Efektifitas Literasi Penggunaan Media Digital dan Pencegahan Cyber Bullying pada Generasi-Z di Media Sosial
DOI:
https://doi.org/10.47841/semnasadpi.v5i2.184Keywords:
Cyberbullying, Literasi, Media, Digital, Generasi-zAbstract
Cyberbullying ini bisa dialami oleh seluruh lapisan masyarakat baik dari anak-anak hingga dewasa, namun pada umumnya cyberbullying ini paling banyak dialami oleh remaja. Secara data statistik berdasarkan hasil dari Microsoft, dilihat berdasarkan usia cyberbullying ini paling banyak dialami oleh generasi Millenial (1980-1995) sebanyak 54%, generasi z (1997-2000) sebanyak 47%, generasi X (1965-1980) sebanyak 39%, dan generasi baby boomers (1946-1964) sebanyak 18%. (LPM Profesi, 2021). Dalam rangka melakukan pencegahan tindakan cyber bullying yang semakin marak di ranah digital, maka dosen-dosen Program Studi Ilmu Komunikasi telah melakukan kegiatan Pengabdian Kepada Mayarakat yang dilakukan di RPTRA Sungai Bambu, Jakarta Utara pada tanggal 4 Juli 2024 dengan judul kegiatan “Optimalisasi Literasi Digital Melawan Cyber Bullying Pada Gen-Z di Sosial Media”. Dalam kegiatan Pengabdian Kepada Masyarakat yang telah dilakukan di RPTRA Sungai Bambu, Jakarta Utara dilakukan dengan Metode ceramah, yakni memberikan materi atau mensosialisasikan tentang Optimalisasi Literasi Digital Melawan Cyber Bullying Pada Gen-Z di Sosial Media.
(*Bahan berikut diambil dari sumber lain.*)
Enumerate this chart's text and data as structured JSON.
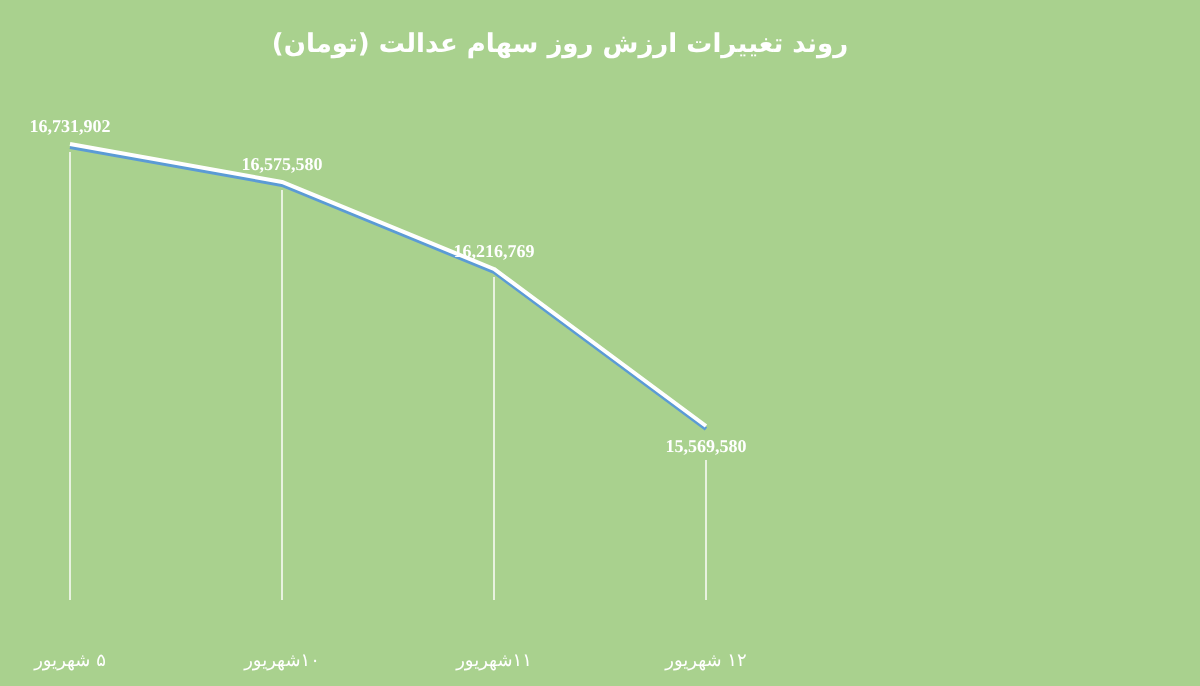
{
  "chart_data": {
    "type": "line",
    "title": "روند تغییرات ارزش روز سهام عدالت (تومان)",
    "categories": [
      "۵ شهریور",
      "۱۰شهریور",
      "۱۱شهریور",
      "۱۲ شهریور"
    ],
    "series": [
      {
        "color": "#ffffff",
        "values": [
          16731902,
          16575580,
          16216769,
          15569580
        ],
        "value_labels": [
          "16,731,902",
          "16,575,580",
          "16,216,769",
          "15,569,580"
        ]
      }
    ],
    "tick_labels": "x",
    "grid": "x",
    "line_style": "solid"
  }
}
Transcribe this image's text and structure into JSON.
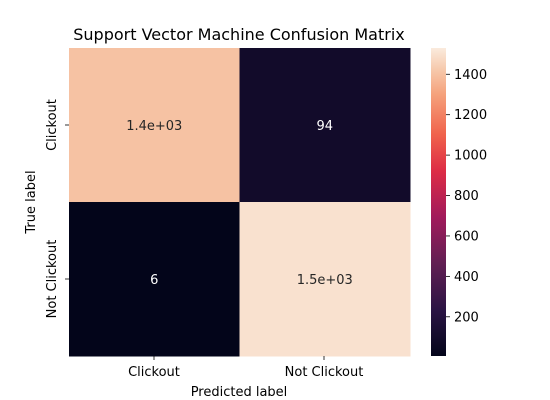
{
  "chart_data": {
    "type": "heatmap",
    "title": "Support Vector Machine Confusion Matrix",
    "xlabel": "Predicted label",
    "ylabel": "True label",
    "x_categories": [
      "Clickout",
      "Not Clickout"
    ],
    "y_categories": [
      "Clickout",
      "Not Clickout"
    ],
    "values": [
      [
        1400,
        94
      ],
      [
        6,
        1500
      ]
    ],
    "annotations": [
      [
        "1.4e+03",
        "94"
      ],
      [
        "6",
        "1.5e+03"
      ]
    ],
    "colorbar": {
      "range": [
        6,
        1530
      ],
      "ticks": [
        200,
        400,
        600,
        800,
        1000,
        1200,
        1400
      ],
      "tick_labels": [
        "200",
        "400",
        "600",
        "800",
        "1000",
        "1200",
        "1400"
      ]
    },
    "colormap": "rocket",
    "grid": false,
    "legend": "colorbar-right"
  }
}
Metode ini dilakukan selama 50 Menit dengan menggunakan power point dan alat bantu proyektor, kemudian dilanjutkan diskusi dan survey. Pelaksanaan kegiatan sosialisasi literasi penggunaan media digital dan pencegahan cyber bullying Pada Generasi -Z di Media Sosial yang telah diadakan di RPTRA Sungai Bambu, Jakarta Utara dinilai efektif bagi peserta yang terdiri dari remaja yang mayoritasnya adalah remaja perempuan dan ibu-ibu yang diperoleh melalui hasil survey baik pada saat sebelum kegiatan (pre-test) dan setelah kegiatan diadakan (post-test). Pemahaman peserta mengenai cyber bullying meningkat menjadi 17 orang (100%) yang sebelumnya hanya 15 peserta (88.2%).